In questo quadro, un fattore di discernimento è il livello di strutturazione della personalità di ognuno, e il tipo di risorse personali e competenze di ognuno, nella rielaborazione del proprio vissuto e gestione di vissuti traumatici. Mentre persone con una personalità molto strutturata riescono a interpretare la condivisione di esperienze personali come strumenti significativi, in altri casi il ripercorrere esperienze traumatiche può generare reticenza, paura e chiusura. In altri casi, le persone semplicemente trovano che ‘non sia il momento giusto’ e non hanno intenzione di condividere le proprie storie: essi stessi riconoscono di essere confusi, scioccati, perduti. Un ultimo fattore che andrebbe preso in considerazione è il background culturale degli intervistati. A volte alcuni rifugiati siriani hanno voglia di condividere le loro esperienze, anche se traumatiche, e di parlare dell’orrore da cui sono fuggiti o di descrivere le atrocità e difficoltà affrontate durante i loro viaggi. In molti casi, queste narrazioni sono supportate da materiale audio-visuale che è fornito al ricercatore come supporto e prova del racconto. Un interessante spunto di riflessione è stato fornito da F.R., giornalista siriano intervistato a Roma: lui sottolineava una sorta di “cultura della documentazione”, che avrebbe portato i rifugiati siriani a riprodurre, durante i loro viaggi, le stesse pratiche di documentazione che caratterizzavano la rivoluzione del 2011 e il contesto di guerra in Siria. Alla mancanza di giornalisti che potessero accedere al campo per documentare l’accaduto corrispondeva uno sforzo di documentazione da parte della cittadinanza (Denaro, 2016b).

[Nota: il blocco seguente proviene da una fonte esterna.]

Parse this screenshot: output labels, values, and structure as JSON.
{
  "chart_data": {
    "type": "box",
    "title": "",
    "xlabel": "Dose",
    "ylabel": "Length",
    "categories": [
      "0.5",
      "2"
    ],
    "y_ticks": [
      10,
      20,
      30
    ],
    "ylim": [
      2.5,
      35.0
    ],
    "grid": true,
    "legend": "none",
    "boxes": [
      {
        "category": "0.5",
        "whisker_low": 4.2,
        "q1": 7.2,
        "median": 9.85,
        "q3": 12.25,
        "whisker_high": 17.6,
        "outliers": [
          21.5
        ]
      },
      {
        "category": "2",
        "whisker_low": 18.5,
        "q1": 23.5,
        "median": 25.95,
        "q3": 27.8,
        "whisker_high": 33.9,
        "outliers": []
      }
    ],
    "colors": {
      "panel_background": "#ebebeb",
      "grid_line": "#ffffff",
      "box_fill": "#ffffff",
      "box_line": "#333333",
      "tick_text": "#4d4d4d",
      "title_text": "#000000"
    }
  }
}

Certamente il dilemma etico non può essere risolto attraverso una lista di prescrizioni, ma solo attraverso una profonda comprensione, e può essere attenuato attraverso il riconoscimento e la consapevolezza dell’esperienza traumatica vissuta dai rifugiati, nei paesi di origine e durante i viaggi spesso letali, via mare o via terra. Probabilmente solo l’esperienza del ricercatore porta con se lo sviluppo di competenze di discernimento, che

possano semplificare il riconoscimento di chi vuole/non vuole condividere la propria esperienza, possono facilitare l’osservazione e la ricerca in contesti così delicati.